所得層に関わらず、若年世代全般の社会への不安が明らかになった昨今の事件に政府は有効な対策をとる事が出来ていない。またソーシャルネットワークを利用 した同時多発的な暴動の広がりにも対応は遅れを取るばかりだった。その反面、地域コミュニティーは敏感にその危機感を感じ取っている。

ロンドンの南部、低 所得者が集まる地域といわれ今回の暴動の標的となったブリクストン、クラッパムの両エリアでは、事件直後から破壊された町並みを立て直すため、自発的な集 会、清掃、呼びかけが行われ始めた。また、未だにバリケードを張ったままの小売店の壁には地域住民からメッセージが残されている。

ロンドンにおけるEthnic Minorityの割合は30%を占め、他民族が集まって暮らし、所得格差も大きいこの街では争いの数も少なくはない。
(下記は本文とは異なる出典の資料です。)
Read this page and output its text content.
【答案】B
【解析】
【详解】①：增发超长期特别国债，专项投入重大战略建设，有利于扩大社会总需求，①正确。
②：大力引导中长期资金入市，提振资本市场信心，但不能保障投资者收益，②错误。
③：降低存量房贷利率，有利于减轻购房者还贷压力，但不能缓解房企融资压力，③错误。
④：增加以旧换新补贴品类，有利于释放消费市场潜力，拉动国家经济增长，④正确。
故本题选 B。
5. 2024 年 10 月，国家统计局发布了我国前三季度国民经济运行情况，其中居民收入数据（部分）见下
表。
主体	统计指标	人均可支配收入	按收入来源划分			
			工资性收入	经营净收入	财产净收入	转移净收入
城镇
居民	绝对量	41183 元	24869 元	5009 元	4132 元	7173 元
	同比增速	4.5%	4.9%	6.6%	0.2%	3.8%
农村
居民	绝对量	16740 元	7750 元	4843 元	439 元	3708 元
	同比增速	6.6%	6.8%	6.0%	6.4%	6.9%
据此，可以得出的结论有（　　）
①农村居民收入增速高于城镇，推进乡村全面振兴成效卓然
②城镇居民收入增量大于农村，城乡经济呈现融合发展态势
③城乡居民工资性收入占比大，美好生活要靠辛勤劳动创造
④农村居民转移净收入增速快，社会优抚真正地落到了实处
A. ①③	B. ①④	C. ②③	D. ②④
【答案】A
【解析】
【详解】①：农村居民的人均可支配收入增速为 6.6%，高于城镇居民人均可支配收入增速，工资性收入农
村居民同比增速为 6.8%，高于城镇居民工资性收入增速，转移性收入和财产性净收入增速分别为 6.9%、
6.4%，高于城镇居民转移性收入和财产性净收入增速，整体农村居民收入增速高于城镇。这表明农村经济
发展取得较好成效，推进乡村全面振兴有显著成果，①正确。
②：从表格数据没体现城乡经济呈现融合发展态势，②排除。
ただ、それを救うためにハリウッド 映画のようなヒーローは現れない。社会的な混乱に対して一人一人が危機感を持ち、自発的に行動する。

ネットワークを利用してクリティカルマスを形成する。そう して生まれるコミュニティーの治癒力はこの街の本当の強さ、そしてイギリスという成熟した民主主義国家の祖型を現しているように感じた。

8月9日にリアルタイムでアップデートされたGoogle暴動マップ。
これによって帰宅を早めたり、帰路を変更したりする人も多かった。